Detroit's defensive backfield is a mix of short- and long-term pieces. Veterans like Duron Harmon and Desmond Trufant are solid starting options for 2020, but both will be 30 by the start of next season. On the flip side, almost any coach in the NFL would be thrilled to have young studs like cornerback Jeff Okudah and safety Tracy Walker on their roster.

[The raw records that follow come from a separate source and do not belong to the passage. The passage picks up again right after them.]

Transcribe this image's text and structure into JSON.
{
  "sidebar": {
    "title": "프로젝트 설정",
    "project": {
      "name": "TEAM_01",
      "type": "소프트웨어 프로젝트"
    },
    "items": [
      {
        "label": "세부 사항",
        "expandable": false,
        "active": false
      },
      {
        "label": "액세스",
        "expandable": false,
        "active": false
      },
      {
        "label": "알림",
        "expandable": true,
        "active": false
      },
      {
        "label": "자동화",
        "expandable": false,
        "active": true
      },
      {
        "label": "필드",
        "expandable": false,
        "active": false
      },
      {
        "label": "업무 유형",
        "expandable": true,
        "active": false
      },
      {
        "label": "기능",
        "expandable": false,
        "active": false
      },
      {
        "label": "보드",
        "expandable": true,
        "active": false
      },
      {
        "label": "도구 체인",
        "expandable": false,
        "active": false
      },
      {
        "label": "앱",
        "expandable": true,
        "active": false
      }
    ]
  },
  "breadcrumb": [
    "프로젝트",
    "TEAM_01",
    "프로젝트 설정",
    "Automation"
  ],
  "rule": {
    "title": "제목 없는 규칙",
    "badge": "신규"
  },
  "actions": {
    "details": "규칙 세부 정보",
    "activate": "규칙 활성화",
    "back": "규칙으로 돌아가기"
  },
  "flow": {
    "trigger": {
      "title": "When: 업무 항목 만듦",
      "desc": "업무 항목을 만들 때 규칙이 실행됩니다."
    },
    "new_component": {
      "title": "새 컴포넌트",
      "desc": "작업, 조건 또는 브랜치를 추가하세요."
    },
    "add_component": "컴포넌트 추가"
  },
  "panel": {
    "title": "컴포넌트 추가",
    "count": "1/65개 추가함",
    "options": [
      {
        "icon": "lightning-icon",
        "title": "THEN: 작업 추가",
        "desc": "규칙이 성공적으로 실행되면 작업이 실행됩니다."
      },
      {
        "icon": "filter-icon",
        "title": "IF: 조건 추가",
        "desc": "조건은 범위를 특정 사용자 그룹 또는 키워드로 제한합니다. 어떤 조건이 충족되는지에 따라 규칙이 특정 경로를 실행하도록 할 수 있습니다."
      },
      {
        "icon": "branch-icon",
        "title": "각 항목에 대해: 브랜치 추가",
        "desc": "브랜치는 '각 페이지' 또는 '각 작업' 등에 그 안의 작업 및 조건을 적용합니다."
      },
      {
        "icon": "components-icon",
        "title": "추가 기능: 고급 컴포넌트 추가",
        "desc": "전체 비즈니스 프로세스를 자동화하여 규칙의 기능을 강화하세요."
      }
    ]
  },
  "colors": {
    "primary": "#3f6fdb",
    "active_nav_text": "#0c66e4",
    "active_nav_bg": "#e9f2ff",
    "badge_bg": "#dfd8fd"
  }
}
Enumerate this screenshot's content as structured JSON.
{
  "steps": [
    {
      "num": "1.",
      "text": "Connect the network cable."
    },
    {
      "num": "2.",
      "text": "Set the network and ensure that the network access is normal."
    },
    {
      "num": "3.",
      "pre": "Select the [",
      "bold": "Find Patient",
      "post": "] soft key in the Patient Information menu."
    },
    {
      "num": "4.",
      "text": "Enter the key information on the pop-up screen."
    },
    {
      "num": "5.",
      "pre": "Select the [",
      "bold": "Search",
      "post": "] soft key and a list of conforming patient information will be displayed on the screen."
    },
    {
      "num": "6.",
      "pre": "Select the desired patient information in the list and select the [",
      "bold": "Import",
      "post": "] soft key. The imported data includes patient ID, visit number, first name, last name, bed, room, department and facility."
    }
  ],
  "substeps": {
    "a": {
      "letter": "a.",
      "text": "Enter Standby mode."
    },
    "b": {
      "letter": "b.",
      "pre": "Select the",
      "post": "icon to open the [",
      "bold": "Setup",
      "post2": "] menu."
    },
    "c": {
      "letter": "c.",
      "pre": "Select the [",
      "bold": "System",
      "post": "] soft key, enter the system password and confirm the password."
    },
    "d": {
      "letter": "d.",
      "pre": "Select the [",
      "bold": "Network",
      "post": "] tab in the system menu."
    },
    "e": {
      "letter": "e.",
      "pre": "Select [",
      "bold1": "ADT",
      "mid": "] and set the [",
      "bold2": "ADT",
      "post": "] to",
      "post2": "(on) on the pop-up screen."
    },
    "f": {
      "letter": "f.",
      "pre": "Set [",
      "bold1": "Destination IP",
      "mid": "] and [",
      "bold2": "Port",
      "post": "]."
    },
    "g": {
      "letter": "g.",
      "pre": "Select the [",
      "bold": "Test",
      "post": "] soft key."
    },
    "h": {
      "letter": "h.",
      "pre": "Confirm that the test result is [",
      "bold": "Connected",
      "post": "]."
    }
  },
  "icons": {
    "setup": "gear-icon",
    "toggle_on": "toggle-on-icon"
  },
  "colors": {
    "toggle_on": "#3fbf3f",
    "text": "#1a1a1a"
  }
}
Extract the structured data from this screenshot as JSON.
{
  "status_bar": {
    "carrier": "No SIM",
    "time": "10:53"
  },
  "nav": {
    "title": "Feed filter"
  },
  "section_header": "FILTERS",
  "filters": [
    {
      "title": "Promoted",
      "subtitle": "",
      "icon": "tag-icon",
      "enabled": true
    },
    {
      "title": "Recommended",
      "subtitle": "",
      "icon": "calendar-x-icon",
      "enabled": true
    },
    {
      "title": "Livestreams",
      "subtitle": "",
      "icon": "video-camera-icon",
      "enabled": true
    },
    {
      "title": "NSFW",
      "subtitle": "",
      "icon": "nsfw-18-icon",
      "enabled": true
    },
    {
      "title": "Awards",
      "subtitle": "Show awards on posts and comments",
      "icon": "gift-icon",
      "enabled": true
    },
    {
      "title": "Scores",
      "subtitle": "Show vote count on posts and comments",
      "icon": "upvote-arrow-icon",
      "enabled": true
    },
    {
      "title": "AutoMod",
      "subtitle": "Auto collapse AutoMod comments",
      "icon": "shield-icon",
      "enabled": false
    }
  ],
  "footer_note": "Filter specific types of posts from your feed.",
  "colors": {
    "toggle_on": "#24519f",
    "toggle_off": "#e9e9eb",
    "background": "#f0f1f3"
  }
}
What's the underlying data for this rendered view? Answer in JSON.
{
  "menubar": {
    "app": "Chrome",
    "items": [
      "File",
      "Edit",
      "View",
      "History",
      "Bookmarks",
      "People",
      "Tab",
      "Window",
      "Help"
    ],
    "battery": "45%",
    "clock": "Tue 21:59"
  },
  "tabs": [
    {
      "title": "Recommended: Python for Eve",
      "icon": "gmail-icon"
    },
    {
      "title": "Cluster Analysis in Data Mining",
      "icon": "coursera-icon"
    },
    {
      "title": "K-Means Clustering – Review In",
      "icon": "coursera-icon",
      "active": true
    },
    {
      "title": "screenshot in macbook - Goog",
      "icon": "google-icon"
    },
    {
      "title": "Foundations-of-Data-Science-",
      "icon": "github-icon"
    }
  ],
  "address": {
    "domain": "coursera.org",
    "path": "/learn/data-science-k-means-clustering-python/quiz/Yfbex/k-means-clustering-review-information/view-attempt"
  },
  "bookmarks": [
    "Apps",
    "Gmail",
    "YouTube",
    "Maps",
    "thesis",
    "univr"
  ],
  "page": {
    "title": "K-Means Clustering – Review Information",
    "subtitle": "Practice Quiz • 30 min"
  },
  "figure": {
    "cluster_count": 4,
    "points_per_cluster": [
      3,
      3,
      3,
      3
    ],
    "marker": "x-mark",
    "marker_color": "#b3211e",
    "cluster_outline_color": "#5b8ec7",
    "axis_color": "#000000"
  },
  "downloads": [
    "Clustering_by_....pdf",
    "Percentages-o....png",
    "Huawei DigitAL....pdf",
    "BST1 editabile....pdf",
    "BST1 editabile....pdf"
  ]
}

Okudah and Walker are both physical prototypes for their positions and highly scheme-versatile. Okudah is known for his top-tier man-coverage ability, but he played plenty of zone at Ohio State before declaring for the draft. Walker, a third-round pick in 2018, has done a little bit of everything for the Lions, and executed most of those assignments at a high level, while still having plenty of room to improve.
Additionally, nickelback Justin Coleman and second-year safety Will Harris are young and under team control for the next few seasons.
One of the biggest criticisms that can be levied against Quinn is he hasn't secured much star power during his first four seasons. Of the players he's drafted or signed in free agency, they've combined for two Pro Bowl (T.J. Lang and Golladay) and one All-Pro (Jamal Agnew) selection.
The team has also lacked the depth to compete when injuries have struck.
That said, the foundation of the roster is solid with high-caliber pieces at nearly every position group. If things come together this season, and the team fulfills its mandate to compete for the playoffs, Quinn and Patricia can continue their slow build. If not, it should be reassuring to know whoever inherits the roster won't be getting bare cupboards.